TAIPEI (Taiwan News) — The Taiwanese technology company Acer confirmed earlier this week that company servers were hacked in February by a hacker using the name Kernelware.
The hack was reported over a week ago, but Acer only confirmed this week that a server used by repair technicians was compromised. The company insists that no customer data was stolen in the security breach.
According to a report from CPO magazine, Kernelware claims to have obtained 160 GB of data from 655 directories, constituting a total of 2,865 files. The threat actor shared screenshots of some files on a website called BreachForums, and requested a ransom payment in the cryptocurrency Monero.
While the breach may not compromise private customer information, the stolen files include sensitive information about how Acer devices and programs operate. If the files are released to malicious actors, it could create a host of cybersecurity problems and make Acer hardware throughout the world vulnerable to exploitation.
Last week, a Swiss cybersecurity firm named Acronis was also targeted by Kernelware, according to a report from Computing. However, the Acronis hack only compromised about 12 GB of data.

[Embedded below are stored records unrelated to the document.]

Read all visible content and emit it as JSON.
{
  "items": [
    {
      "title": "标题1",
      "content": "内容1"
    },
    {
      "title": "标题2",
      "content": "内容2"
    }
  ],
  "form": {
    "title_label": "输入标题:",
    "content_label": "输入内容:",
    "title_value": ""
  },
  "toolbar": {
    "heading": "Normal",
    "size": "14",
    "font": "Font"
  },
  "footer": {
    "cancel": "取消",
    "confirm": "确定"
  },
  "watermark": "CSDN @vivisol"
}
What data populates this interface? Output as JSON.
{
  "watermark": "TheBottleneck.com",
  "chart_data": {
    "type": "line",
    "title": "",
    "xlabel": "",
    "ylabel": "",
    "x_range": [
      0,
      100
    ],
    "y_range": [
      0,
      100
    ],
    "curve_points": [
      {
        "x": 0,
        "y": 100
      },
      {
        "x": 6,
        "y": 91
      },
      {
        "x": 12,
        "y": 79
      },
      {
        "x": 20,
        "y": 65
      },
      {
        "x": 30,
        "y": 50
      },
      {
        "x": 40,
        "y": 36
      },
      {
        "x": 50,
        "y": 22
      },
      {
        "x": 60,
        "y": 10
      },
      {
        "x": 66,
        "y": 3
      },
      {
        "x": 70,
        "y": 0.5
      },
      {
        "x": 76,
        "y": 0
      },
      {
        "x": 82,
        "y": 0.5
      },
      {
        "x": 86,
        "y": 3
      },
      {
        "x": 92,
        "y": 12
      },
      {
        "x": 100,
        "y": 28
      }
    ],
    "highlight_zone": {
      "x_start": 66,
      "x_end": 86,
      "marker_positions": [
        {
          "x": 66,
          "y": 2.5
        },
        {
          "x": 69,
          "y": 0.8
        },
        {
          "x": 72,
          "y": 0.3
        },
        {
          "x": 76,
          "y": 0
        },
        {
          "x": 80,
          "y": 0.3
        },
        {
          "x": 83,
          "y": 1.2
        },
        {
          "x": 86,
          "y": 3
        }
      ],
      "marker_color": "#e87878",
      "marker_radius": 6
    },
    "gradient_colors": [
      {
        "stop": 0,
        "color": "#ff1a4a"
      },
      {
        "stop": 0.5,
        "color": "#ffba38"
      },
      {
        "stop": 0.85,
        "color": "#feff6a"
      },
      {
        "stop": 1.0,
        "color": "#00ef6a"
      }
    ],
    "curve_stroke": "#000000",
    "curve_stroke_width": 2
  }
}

Acer previously suffered two major hacks in 2021. One was by a group called the REvil ransomware gang, which requested US$50 million (NT$1.53 billion) to protect sensitive financial documents. It is rumored the company paid the ransom price. A second breach happened on Acer systems located in India by a group called Desorden, reported Linux Experten.
Some of the Acer data allegedly stolen in 2021 has since resurfaced and is now being auctioned off on hacker forums, as the company now deals with its most recent hack.
Acer’s confirmation of its recent data breach comes on the heels of new regulations that were implemented in Taiwan earlier this month. As of March 10, financial regulators will fine listed companies in Taiwan NT$5 million if they fail to disclose major cybersecurity events.